Every coach has off days, and sometimes they occur when you have to lead a team against a supposedly inferior opponent. In that case, as evidenced by this past weekend, your misfortune is magnified as if fans are peering through the Hubble telescope.
I have to admit, I was pretty critical of the Hawkeye headman when the turf pellets had settled from an unbelievable, un-duplicatable finish.
First, Ferentz and the Iowa coaching staff were largely to blame for a very inconsistent pass rush.
Iowa’s ability to put pressure on Northern Iowa quarterback Pat Grace, or lack thereof, ultimately dictated what the Panthers were able to accomplish on any given drive.
Iowa’s defensive front dominated in the first quarter, surrendering only 32 yards of total offense.
However, the coaching staff neglected to efficiently rotate the defensive line, which wore down the pass rush and allowed Grace time to lead the Panthers 91 yards for a touchdown in the second quarter.
The defensive line was impressive again in the third quarter but was too tired to stop two-straight Northern Iowa drives deep into scoring territory at the end of the game.
Ferentz’s second slip was his unwillingness to roll Ricky Stanzi out of the pocket in the first half.

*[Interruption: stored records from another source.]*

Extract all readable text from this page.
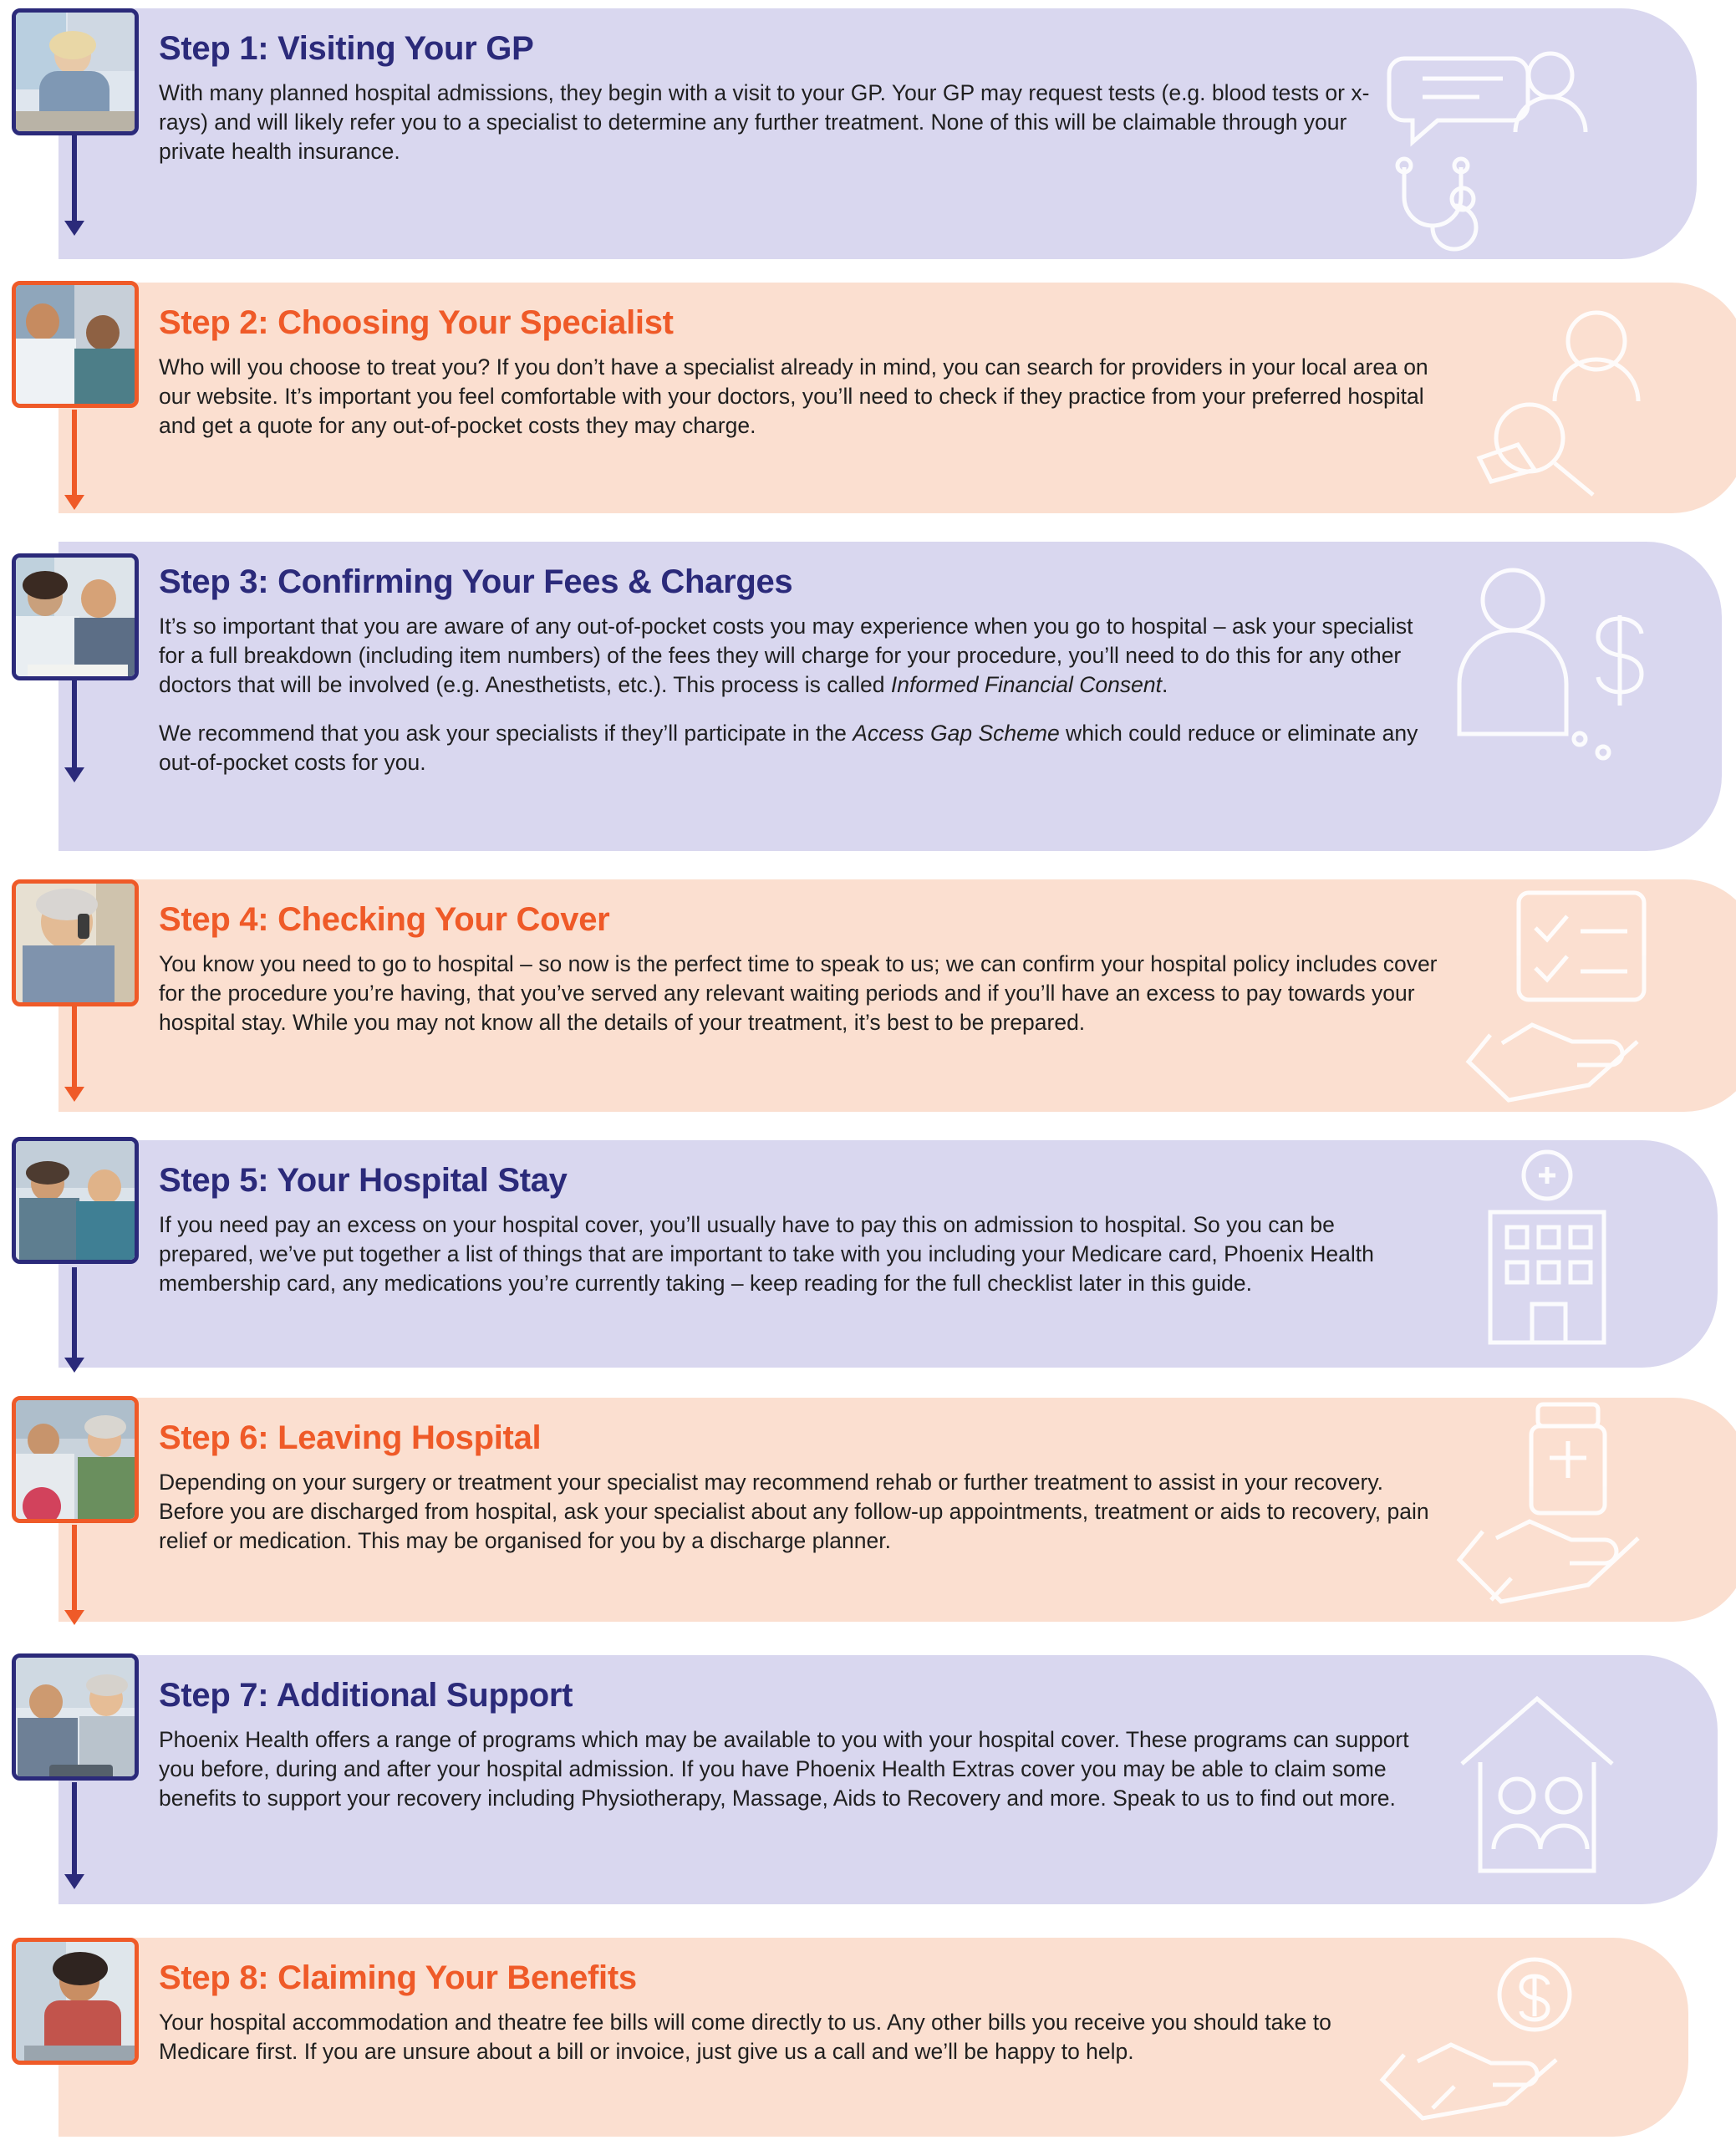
Step 1: Visiting Your GP

With many planned hospital admissions, they begin with a visit to your GP. Your GP may request tests (e.g. blood tests or x-rays) and will likely refer you to a specialist to determine any further treatment. None of this will be claimable through your private health insurance.

Step 2: Choosing Your Specialist

Who will you choose to treat you? If you don’t have a specialist already in mind, you can search for providers in your local area on our website. It’s important you feel comfortable with your doctors, you’ll need to check if they practice from your preferred hospital and get a quote for any out-of-pocket costs they may charge.

Step 3: Confirming Your Fees & Charges

It’s so important that you are aware of any out-of-pocket costs you may experience when you go to hospital – ask your specialist for a full breakdown (including item numbers) of the fees they will charge for your procedure, you’ll need to do this for any other doctors that will be involved (e.g. Anesthetists, etc.). This process is called Informed Financial Consent.

We recommend that you ask your specialists if they’ll participate in the Access Gap Scheme which could reduce or eliminate any out-of-pocket costs for you.

Step 4: Checking Your Cover

You know you need to go to hospital – so now is the perfect time to speak to us; we can confirm your hospital policy includes cover for the procedure you’re having, that you’ve served any relevant waiting periods and if you’ll have an excess to pay towards your hospital stay. While you may not know all the details of your treatment, it’s best to be prepared.

Step 5: Your Hospital Stay

If you need pay an excess on your hospital cover, you’ll usually have to pay this on admission to hospital. So you can be prepared, we’ve put together a list of things that are important to take with you including your Medicare card, Phoenix Health membership card, any medications you’re currently taking – keep reading for the full checklist later in this guide.

Step 6: Leaving Hospital

Depending on your surgery or treatment your specialist may recommend rehab or further treatment to assist in your recovery. Before you are discharged from hospital, ask your specialist about any follow-up appointments, treatment or aids to recovery, pain relief or medication. This may be organised for you by a discharge planner.

Step 7: Additional Support

Phoenix Health offers a range of programs which may be available to you with your hospital cover. These programs can support you before, during and after your hospital admission. If you have Phoenix Health Extras cover you may be able to claim some benefits to support your recovery including Physiotherapy, Massage, Aids to Recovery and more. Speak to us to find out more.

Step 8: Claiming Your Benefits

Your hospital accommodation and theatre fee bills will come directly to us. Any other bills you receive you should take to Medicare first. If you are unsure about a bill or invoice, just give us a call and we’ll be happy to help.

Stanzi is going to be an above average quarterback, but his ability to throw from the pocket is still largely undeveloped.
Most of his throws in the first half were off target, but he looked smooth when he was given the chance to roll out in the second half. He repeatedly hit Tony Moeaki and crew in stride on two touchdown drives en route to amassing 179 yards in the half.

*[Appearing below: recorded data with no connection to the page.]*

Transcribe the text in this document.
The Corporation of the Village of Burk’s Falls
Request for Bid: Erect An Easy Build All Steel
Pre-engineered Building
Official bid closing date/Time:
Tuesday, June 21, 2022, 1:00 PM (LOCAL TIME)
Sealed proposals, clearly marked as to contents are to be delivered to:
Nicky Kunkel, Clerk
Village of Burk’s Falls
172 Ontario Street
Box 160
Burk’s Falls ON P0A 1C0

The last qualm I had with Ferentz was his decision to run redshirt freshman Adam Robinson on fourth and one from the Northern Iowa 32 in the fourth quarter. It was frustrating to watch Robinson get swarmed under for a loss when a field goal would have forced Northern Iowa to score a touchdown.
I realize kicker Daniel Murray had missed a similar kick earlier in the half, but you have to have faith in your kicker in that situation. Iowa let the Panthers dictate how the game would end with that decision, which almost cost the Hawkeyes.